MOBILITÉS : LE SÉNAT ADOPTE LE PROJET DE LOI-CADRE TRANSPORTS, SANS RÉPONDRE AUX ENJEUX DE FINANCEMENT DU QUOTIDIEN
Le Sénat a adopté, le 28 avril 2026, le projet de loi-cadre pour le développement des transports. Si France urbaine salue plusieurs avancées du texte, elle continue d’alerter, conjointement avec le GART et Intercommunalités de France, sur l’absence persistante de réponses structurelles au financement des mobilités du quotidien.
Des avancées attendues sur les infrastructures de transport
Parmi les évolutions bienvenues, la confirmation d’une disposition attendue de longue date : l’affectation des recettes issues des péages autoroutiers au financement de l’ensemble des infrastructures de transport. De la même manière, la mention explicite des infrastructures routières gérées par le bloc local constitue un signal positif, même si cette reconnaissance ne garantit pas encore un financement effectif.

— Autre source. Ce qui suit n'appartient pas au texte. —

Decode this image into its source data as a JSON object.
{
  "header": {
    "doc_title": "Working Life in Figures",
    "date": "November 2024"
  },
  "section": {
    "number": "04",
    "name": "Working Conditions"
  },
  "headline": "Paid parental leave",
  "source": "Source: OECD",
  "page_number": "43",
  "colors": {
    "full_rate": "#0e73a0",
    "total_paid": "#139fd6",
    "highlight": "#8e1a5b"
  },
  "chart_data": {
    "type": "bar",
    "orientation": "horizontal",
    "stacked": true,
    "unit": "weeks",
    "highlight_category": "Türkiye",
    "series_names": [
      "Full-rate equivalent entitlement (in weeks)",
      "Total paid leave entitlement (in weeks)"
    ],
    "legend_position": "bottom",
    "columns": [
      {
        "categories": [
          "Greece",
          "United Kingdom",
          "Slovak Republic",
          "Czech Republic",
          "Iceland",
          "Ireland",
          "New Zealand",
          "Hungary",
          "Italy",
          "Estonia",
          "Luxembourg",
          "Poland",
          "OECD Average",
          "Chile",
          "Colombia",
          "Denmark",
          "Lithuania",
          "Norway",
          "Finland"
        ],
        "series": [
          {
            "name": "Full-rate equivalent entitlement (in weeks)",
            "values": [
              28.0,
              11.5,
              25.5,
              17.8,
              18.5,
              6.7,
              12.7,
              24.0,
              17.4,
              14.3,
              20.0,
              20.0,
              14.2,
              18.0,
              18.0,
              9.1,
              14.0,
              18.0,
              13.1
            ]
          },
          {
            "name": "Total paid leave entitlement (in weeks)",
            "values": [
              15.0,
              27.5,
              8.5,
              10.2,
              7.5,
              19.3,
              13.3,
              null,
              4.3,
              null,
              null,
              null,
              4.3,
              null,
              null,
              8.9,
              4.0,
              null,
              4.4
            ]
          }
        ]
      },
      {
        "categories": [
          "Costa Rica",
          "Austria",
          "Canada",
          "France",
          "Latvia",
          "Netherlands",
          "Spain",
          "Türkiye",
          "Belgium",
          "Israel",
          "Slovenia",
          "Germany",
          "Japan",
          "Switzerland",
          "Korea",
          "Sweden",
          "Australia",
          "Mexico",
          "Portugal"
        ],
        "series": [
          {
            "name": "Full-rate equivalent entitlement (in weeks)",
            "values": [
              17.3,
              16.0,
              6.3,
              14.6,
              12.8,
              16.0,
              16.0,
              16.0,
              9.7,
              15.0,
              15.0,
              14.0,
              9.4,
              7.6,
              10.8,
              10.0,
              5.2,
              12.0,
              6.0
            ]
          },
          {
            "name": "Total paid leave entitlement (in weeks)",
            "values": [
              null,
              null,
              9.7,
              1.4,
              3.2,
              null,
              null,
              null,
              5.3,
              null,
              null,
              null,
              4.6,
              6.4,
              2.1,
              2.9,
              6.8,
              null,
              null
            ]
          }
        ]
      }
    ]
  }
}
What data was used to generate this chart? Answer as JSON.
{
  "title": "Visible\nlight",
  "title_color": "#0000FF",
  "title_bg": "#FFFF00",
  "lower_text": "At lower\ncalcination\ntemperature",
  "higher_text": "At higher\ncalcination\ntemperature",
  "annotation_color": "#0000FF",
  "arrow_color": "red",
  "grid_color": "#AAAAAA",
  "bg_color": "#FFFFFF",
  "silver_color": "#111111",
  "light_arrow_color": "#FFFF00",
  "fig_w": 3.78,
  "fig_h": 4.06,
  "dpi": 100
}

Un énième report insupportable sur le financement des mobilités du quotidien
Pour autant, France urbaine regrette que le texte laisse de côté la question centrale du financement pérenne des mobilités du quotidien. Alors que les autorités organisatrices de la mobilité (AOM) doivent faire face à l’augmentation des coûts d’exploitation, à la modernisation des réseaux et aux impératifs de transition écologique, aucune réponse concrète n’est apportée sur l’évolution du versement mobilité ou sur les ressources dédiées aux transports collectifs.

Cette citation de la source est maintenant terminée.